Overzealous validation of images in empty ResourceGroups

Bug #1401929 reported by Tomas Sedovic on 2014-12-12
6
This bug affects 1 person
Affects Status Importance Assigned to Milestone
OpenStack Heat
Fix Released
High
Steven Hardy
Juno
Fix Released
Undecided
Unassigned
tripleo
High
Tomas Sedovic

Bug Description

To reproduce this, save both attached templates and do `heat stack-create -f template.yaml`.

It will error with:

ERROR: Failed to validate: Property error : myserv: image Error validating value u'unknown-image': The Image (unknown-image) could not be found.

Prior to this commit, these templates would create a stack:

https://github.com/openstack/heat/commit/c31c34f8dfd0919bf46a975701c139073115debc

This is a bit of a special case, because the validation runs on resources that will not be created at the time of stack-creation (we're creating 0 servers so it doesn't matter that the image isn't there).

This is breaking TripleO, but I am sympathetic towards both ways to think about this (validate everything to catch things quickly vs. don't validate anything that isn't actually going to be created).

I think is conceptually similar to conditionals (if/when we end up having them) so the solution there and here should be the same whatever it ends up being.

Tomas Sedovic (tsedovic) wrote :
Tomas Sedovic (tsedovic) wrote :
Steven Hardy (shardy) wrote :

The reason is the glance.image custom constraint here:

https://github.com/openstack/heat/blob/master/heat/engine/resources/server.py#L107

Probably the easiest quick fix is to skip the validation when count=0 - the behaviour introduced in the commit referenced as breaking this above is still desirable, as we'd want to fail fast on update in the event count > 0 is specified with some invalid data in the nested template.

Changed in heat:
assignee: nobody → Steven Hardy (shardy)
status: New → Confirmed
importance: Undecided → High
milestone: none → kilo-1
Tomas Sedovic (tsedovic) wrote :

That is what I would expect: running the nested stack validations is absolutely useful, but I'd like to see them skipped when the scaling group count is zero.
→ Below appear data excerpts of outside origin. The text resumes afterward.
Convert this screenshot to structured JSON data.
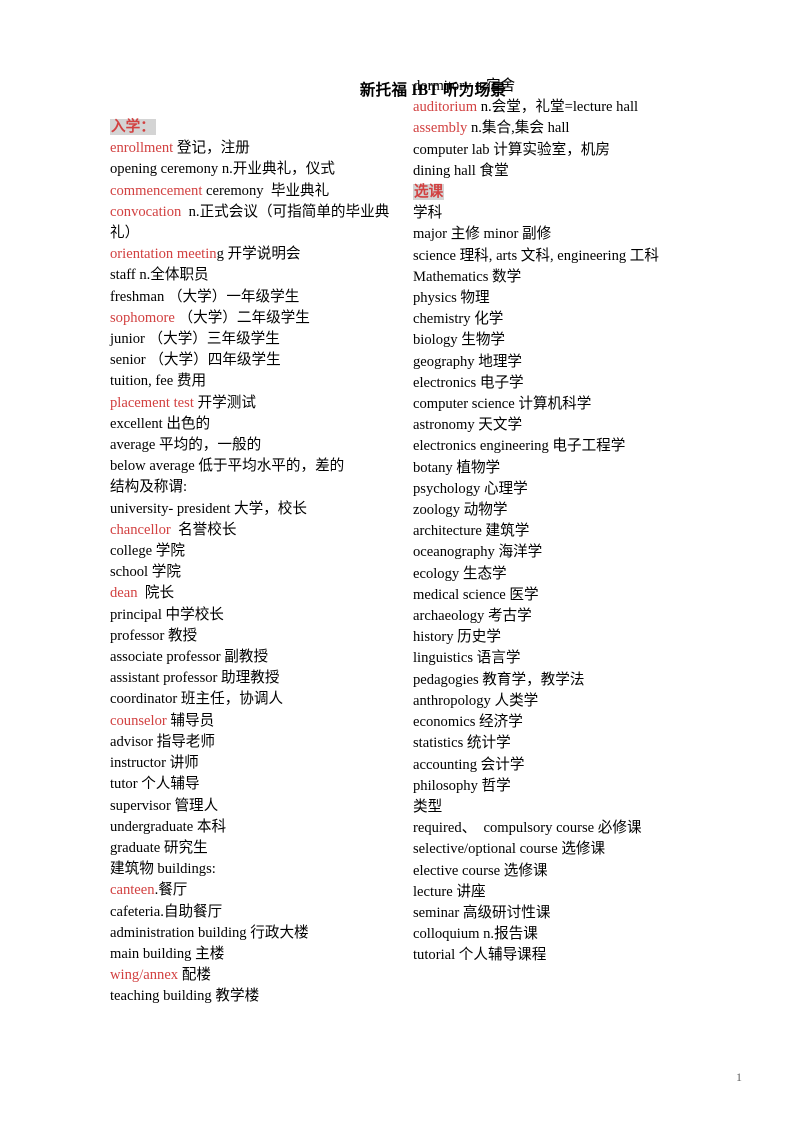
{
  "document": {
    "title": "新托福 IBT 听力场景",
    "page_number": "1",
    "accent_red": "#d24141",
    "highlight_gray": "#d4d4d4"
  },
  "left_column": {
    "section_header": "入学：",
    "entries": [
      {
        "red": "enrollment",
        "black": " 登记，注册"
      },
      {
        "red": "",
        "black": "opening ceremony n.开业典礼，仪式"
      },
      {
        "red": "commencement",
        "black": " ceremony  毕业典礼"
      },
      {
        "red": "convocation",
        "black": "  n.正式会议（可指简单的毕业典礼）"
      },
      {
        "red": "orientation meetin",
        "black": "g 开学说明会"
      },
      {
        "red": "",
        "black": "staff n.全体职员"
      },
      {
        "red": "",
        "black": "freshman （大学）一年级学生"
      },
      {
        "red": "sophomore",
        "black": " （大学）二年级学生"
      },
      {
        "red": "",
        "black": "junior （大学）三年级学生"
      },
      {
        "red": "",
        "black": "senior （大学）四年级学生"
      },
      {
        "red": "",
        "black": "tuition, fee 费用"
      },
      {
        "red": "placement test",
        "black": " 开学测试"
      },
      {
        "red": "",
        "black": "excellent 出色的"
      },
      {
        "red": "",
        "black": "average 平均的，一般的"
      },
      {
        "red": "",
        "black": "below average 低于平均水平的，差的"
      },
      {
        "red": "",
        "black": "结构及称谓:"
      },
      {
        "red": "",
        "black": "university- president 大学，校长"
      },
      {
        "red": "chancellor",
        "black": "  名誉校长"
      },
      {
        "red": "",
        "black": "college 学院"
      },
      {
        "red": "",
        "black": "school 学院"
      },
      {
        "red": "dean",
        "black": "  院长"
      },
      {
        "red": "",
        "black": "principal 中学校长"
      },
      {
        "red": "",
        "black": "professor 教授"
      },
      {
        "red": "",
        "black": "associate professor 副教授"
      },
      {
        "red": "",
        "black": "assistant professor 助理教授"
      },
      {
        "red": "",
        "black": "coordinator 班主任，协调人"
      },
      {
        "red": "counselor",
        "black": " 辅导员"
      },
      {
        "red": "",
        "black": "advisor 指导老师"
      },
      {
        "red": "",
        "black": "instructor 讲师"
      },
      {
        "red": "",
        "black": "tutor 个人辅导"
      },
      {
        "red": "",
        "black": "supervisor 管理人"
      },
      {
        "red": "",
        "black": "undergraduate 本科"
      },
      {
        "red": "",
        "black": "graduate 研究生"
      },
      {
        "red": "",
        "black": "建筑物 buildings:"
      },
      {
        "red": "canteen",
        "black": ".餐厅"
      },
      {
        "red": "",
        "black": "cafeteria.自助餐厅"
      },
      {
        "red": "",
        "black": "administration building 行政大楼"
      },
      {
        "red": "",
        "black": "main building 主楼"
      },
      {
        "red": "wing/annex",
        "black": " 配楼"
      },
      {
        "red": "",
        "black": "teaching building 教学楼"
      }
    ]
  },
  "right_column": {
    "entries_before_header": [
      {
        "red": "",
        "black": "dormitory n.宿舍"
      },
      {
        "red": "auditorium",
        "black": " n.会堂，礼堂=lecture hall"
      },
      {
        "red": "assembly",
        "black": " n.集合,集会 hall"
      },
      {
        "red": "",
        "black": "computer lab 计算实验室，机房"
      },
      {
        "red": "",
        "black": "dining hall 食堂"
      }
    ],
    "section_header": "选课",
    "entries_after_header": [
      {
        "red": "",
        "black": "学科"
      },
      {
        "red": "",
        "black": "major 主修 minor 副修"
      },
      {
        "red": "",
        "black": "science 理科, arts 文科, engineering 工科"
      },
      {
        "red": "",
        "black": "Mathematics 数学"
      },
      {
        "red": "",
        "black": "physics 物理"
      },
      {
        "red": "",
        "black": "chemistry 化学"
      },
      {
        "red": "",
        "black": "biology 生物学"
      },
      {
        "red": "",
        "black": "geography 地理学"
      },
      {
        "red": "",
        "black": "electronics 电子学"
      },
      {
        "red": "",
        "black": "computer science 计算机科学"
      },
      {
        "red": "",
        "black": "astronomy 天文学"
      },
      {
        "red": "",
        "black": "electronics engineering 电子工程学"
      },
      {
        "red": "",
        "black": "botany 植物学"
      },
      {
        "red": "",
        "black": "psychology 心理学"
      },
      {
        "red": "",
        "black": "zoology 动物学"
      },
      {
        "red": "",
        "black": "architecture 建筑学"
      },
      {
        "red": "",
        "black": "oceanography 海洋学"
      },
      {
        "red": "",
        "black": "ecology 生态学"
      },
      {
        "red": "",
        "black": "medical science 医学"
      },
      {
        "red": "",
        "black": "archaeology 考古学"
      },
      {
        "red": "",
        "black": "history 历史学"
      },
      {
        "red": "",
        "black": "linguistics 语言学"
      },
      {
        "red": "",
        "black": "pedagogies 教育学，教学法"
      },
      {
        "red": "",
        "black": "anthropology 人类学"
      },
      {
        "red": "",
        "black": "economics 经济学"
      },
      {
        "red": "",
        "black": "statistics 统计学"
      },
      {
        "red": "",
        "black": "accounting 会计学"
      },
      {
        "red": "",
        "black": "philosophy 哲学"
      },
      {
        "red": "",
        "black": "类型"
      },
      {
        "red": "",
        "black": "required、  compulsory course 必修课"
      },
      {
        "red": "",
        "black": "selective/optional course 选修课"
      },
      {
        "red": "",
        "black": "elective course 选修课"
      },
      {
        "red": "",
        "black": "lecture 讲座"
      },
      {
        "red": "",
        "black": "seminar 高级研讨性课"
      },
      {
        "red": "",
        "black": "colloquium n.报告课"
      },
      {
        "red": "",
        "black": "tutorial 个人辅导课程"
      }
    ]
  }
}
Fix proposed to branch: master
Review: https://review.openstack.org/141444

Changed in heat:
status: Confirmed → In Progress
James Polley (tchaypo) on 2014-12-13
Changed in tripleo:
status: New → Confirmed
importance: Undecided → High
assignee: nobody → Tomas Sedovic (tsedovic)
Clint Byrum (clint-fewbar) wrote :

IMO we should be dropping the glance image constraint. It is a massive overreach.

Steven Hardy (shardy) wrote :

> IMO we should be dropping the glance image constraint. It is a massive overreach.

Do you mean inside the resource schema? If so then I tend to agree - we should allow template authors to express those constraints on their input parameters, but having dynamic validation paths like this inside statically validated resource schema interfaces does seem like a step too far.

The patch I posted solves the issue for the specific case of count=0 for ResourceGroup, but wider discussion is probably needed before we remove all resource schema custom contraints.

Steven Hardy (shardy) wrote :

Another reason for removing the per-resource custom constraints is probably performance - e.g if you create a 1000 servers in a ResourceGroup we make at least 1000 calls to glance validating the same thing, vs (hopefully) 1 if you just validate the parameter via an explicitly defined custom contraint (or not, if you prefer not to fail fast during validation for whatever reason).

Angus Salkeld (asalkeld) on 2014-12-18
Changed in heat:
milestone: kilo-1 → kilo-2

Reviewed: https://review.openstack.org/141444
Committed: https://git.openstack.org/cgit/openstack/heat/commit/?id=907c0aac79a367d84bdbc26acbf5c4475f9abab7
Submitter: Jenkins
Branch: master

commit 907c0aac79a367d84bdbc26acbf5c4475f9abab7
Author: Steven Hardy <email address hidden>
Date: Fri Dec 12 17:49:10 2014 +0000

    Disable nested validation for ResourceGroup with zero count

    Some users (TripleO specifically) want to disable features via a
    count of zero, which is a problem as we always recurse and validate
    the nested stack since c31c34f8dfd0919bf46a975701c139073115debc

    Instead, we only do validation when the count is non-zero, to
    enable, e.g default image names, to be ignored at validation
    time (as we'll never use them) instead of rejected by the nested
    schema (e.g the server.py properties schema which contains a
    custom contraint to always validate the image).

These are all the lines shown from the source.